Finanzexperte Thießen kennt diese Rechnungen, „auch
die Politiker kennen diese Zahlen“, meint er, behauptet aber: „Die Lobby der
Politik für die Luftfahrtindustrie ist größer als für die Betroffenen.“ In
seinem Erfahrungsbericht aus dem Rhein-Main-Gebiet erkannten die Zuhörer am
Freitag zahlreiche Parallelen zum hiesigen Disput. „Politische
Absichterklärungen haben keine zeitlichen und rechtlichen Bindungen.

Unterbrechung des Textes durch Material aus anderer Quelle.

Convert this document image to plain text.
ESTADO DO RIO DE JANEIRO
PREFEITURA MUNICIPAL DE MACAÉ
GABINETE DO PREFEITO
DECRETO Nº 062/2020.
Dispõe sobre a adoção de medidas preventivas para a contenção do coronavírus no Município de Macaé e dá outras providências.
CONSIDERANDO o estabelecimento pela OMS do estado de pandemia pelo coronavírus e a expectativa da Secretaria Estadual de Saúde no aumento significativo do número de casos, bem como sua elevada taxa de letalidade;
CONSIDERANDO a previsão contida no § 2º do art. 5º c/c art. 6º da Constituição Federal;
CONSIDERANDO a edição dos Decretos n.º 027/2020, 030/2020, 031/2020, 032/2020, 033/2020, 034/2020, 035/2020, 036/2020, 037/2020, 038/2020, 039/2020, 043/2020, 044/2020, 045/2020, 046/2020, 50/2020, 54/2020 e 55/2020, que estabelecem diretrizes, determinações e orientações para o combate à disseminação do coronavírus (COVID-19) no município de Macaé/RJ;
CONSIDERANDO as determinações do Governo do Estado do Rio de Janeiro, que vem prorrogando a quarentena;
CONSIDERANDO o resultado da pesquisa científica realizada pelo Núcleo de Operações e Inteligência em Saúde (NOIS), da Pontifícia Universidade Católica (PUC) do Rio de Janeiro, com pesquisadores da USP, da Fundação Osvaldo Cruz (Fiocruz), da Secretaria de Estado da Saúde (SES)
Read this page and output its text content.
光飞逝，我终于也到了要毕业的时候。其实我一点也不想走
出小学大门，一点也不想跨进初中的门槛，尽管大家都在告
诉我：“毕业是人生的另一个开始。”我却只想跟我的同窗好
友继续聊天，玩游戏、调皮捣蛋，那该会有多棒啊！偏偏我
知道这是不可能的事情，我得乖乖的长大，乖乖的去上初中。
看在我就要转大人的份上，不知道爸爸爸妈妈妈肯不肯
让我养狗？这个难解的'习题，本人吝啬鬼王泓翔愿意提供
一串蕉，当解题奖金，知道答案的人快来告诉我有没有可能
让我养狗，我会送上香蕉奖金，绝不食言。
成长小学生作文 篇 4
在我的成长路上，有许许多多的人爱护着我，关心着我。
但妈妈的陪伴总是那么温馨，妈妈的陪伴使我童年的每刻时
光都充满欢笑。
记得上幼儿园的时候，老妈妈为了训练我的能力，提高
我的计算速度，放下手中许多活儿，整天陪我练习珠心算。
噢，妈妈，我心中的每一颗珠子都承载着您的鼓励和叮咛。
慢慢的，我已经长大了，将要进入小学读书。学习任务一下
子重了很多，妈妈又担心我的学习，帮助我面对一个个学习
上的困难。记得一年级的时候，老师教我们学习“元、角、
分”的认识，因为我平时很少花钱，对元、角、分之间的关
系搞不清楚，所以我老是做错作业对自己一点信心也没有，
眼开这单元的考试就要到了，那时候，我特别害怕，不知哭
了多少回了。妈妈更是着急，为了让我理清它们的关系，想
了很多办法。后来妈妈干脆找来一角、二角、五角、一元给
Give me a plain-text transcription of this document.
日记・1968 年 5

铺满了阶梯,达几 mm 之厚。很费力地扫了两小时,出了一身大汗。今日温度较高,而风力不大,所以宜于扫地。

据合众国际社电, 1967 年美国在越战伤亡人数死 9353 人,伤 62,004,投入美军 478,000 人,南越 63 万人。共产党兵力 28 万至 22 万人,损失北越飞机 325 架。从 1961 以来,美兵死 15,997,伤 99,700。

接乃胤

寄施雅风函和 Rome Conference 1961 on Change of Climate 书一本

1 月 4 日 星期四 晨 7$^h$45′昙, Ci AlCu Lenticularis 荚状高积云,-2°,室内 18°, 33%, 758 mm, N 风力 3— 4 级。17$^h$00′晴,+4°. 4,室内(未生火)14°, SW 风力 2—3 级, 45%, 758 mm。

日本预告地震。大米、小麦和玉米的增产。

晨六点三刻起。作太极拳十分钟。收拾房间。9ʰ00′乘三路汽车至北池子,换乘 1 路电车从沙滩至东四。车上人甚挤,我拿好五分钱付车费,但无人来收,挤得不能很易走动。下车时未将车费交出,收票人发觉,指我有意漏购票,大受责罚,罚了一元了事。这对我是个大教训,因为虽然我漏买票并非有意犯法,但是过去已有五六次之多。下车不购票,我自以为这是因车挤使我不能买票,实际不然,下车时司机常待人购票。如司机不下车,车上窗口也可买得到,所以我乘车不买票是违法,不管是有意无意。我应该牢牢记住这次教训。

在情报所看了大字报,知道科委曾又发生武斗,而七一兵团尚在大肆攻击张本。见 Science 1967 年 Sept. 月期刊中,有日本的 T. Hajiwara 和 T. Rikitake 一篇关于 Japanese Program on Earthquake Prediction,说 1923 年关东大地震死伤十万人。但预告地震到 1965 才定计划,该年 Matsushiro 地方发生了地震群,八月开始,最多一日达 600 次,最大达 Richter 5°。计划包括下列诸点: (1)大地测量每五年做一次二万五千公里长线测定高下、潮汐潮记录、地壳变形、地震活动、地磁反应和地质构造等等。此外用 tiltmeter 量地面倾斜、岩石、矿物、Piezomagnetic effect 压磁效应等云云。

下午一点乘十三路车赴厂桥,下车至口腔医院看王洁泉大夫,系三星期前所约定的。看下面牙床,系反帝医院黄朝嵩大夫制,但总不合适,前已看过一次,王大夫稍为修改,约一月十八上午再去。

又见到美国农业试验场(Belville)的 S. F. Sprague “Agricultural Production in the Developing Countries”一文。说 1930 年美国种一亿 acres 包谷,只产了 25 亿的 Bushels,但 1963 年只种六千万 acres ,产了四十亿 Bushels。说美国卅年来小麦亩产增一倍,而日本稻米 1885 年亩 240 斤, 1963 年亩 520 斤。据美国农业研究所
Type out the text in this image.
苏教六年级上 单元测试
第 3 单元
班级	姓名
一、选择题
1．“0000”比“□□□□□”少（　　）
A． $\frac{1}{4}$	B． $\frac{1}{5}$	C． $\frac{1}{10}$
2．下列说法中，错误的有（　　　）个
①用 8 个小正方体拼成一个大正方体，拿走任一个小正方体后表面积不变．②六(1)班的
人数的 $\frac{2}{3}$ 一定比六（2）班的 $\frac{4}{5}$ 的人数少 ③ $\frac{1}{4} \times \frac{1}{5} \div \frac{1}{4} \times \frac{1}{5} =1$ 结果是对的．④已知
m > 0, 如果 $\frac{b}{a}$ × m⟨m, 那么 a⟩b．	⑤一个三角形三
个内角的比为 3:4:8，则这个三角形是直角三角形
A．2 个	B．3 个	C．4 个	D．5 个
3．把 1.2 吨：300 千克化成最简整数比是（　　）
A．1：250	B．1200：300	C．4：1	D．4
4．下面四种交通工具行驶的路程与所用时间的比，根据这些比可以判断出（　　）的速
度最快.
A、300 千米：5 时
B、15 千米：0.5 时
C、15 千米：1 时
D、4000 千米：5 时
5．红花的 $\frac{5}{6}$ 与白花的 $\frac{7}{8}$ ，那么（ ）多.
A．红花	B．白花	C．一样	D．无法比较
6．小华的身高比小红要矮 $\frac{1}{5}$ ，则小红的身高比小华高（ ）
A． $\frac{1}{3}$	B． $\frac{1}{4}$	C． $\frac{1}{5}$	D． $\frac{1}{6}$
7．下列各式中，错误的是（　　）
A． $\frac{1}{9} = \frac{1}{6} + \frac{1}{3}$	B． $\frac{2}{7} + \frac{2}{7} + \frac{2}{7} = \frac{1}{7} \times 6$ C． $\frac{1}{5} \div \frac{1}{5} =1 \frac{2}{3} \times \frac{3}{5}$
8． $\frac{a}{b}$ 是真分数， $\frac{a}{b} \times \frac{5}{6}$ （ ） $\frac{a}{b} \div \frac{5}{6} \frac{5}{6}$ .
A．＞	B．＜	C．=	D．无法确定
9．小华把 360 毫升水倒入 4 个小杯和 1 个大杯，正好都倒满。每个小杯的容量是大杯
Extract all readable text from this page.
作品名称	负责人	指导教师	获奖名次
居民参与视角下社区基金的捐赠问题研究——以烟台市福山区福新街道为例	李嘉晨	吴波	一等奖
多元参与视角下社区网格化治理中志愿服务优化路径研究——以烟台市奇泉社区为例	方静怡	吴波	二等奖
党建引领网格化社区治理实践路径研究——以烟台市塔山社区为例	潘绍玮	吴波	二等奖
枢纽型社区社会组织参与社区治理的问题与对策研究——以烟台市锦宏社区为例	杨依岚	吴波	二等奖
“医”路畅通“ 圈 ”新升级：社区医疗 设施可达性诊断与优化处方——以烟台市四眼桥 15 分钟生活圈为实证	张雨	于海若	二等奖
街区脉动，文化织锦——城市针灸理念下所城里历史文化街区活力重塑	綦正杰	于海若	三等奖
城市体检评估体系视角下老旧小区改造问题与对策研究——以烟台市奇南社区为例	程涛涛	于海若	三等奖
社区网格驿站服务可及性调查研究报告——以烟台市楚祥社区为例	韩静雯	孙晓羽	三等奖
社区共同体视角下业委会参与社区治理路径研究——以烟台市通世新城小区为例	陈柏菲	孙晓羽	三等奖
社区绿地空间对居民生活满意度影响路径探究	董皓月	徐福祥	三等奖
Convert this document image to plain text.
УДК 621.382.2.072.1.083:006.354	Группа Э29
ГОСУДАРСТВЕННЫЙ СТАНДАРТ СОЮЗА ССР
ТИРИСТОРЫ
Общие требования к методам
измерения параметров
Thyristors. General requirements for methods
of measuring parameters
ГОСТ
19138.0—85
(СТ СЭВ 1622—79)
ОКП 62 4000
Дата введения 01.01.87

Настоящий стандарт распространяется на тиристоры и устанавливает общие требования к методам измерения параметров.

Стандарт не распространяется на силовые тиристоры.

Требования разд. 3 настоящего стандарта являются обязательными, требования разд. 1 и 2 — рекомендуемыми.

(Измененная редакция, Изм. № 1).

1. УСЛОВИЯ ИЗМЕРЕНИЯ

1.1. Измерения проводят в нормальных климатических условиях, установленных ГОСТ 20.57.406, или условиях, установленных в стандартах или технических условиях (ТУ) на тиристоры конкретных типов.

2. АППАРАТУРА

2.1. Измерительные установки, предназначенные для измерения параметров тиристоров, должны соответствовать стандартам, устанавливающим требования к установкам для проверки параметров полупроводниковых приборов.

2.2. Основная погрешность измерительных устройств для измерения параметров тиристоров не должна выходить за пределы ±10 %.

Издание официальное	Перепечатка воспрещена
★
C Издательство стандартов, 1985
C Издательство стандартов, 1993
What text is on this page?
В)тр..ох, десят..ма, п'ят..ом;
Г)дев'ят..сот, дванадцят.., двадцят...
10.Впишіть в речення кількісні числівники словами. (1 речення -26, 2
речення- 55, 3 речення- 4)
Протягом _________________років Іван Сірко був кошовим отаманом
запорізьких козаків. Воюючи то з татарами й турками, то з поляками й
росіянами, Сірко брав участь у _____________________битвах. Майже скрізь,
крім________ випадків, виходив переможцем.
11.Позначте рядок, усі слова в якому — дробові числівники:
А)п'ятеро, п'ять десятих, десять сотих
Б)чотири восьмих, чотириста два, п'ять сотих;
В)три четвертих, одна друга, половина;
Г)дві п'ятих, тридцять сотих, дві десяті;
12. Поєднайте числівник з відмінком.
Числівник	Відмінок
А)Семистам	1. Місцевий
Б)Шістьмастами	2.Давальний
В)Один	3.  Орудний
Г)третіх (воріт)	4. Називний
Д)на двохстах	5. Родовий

Und bei
Landtagsbeschlüssen wird sorgfältig darauf geachtet, dass sie unverbindlich
sind.“
Die Erkenntnisse seiner Studie entfalten keine rechtliche Relevanz, „aber
sie zeigt die Schäden auf“, sagt Thießen. Was derart
fundierter Protest bewirken kann, zeige das Londoner Beispiel: Dort verzichtet
die Politik auf einen weiteren Ausbau des Flughafen Heathrow.
Heute wird mit einem Protestzug um die Staatskanzlei in Potsdam gegen die
Flughafen-Politik der Landesregierung demonstriert. Treffpunkt ist um 18 Uhr
vor der Schwimmhalle am Brauhausberg.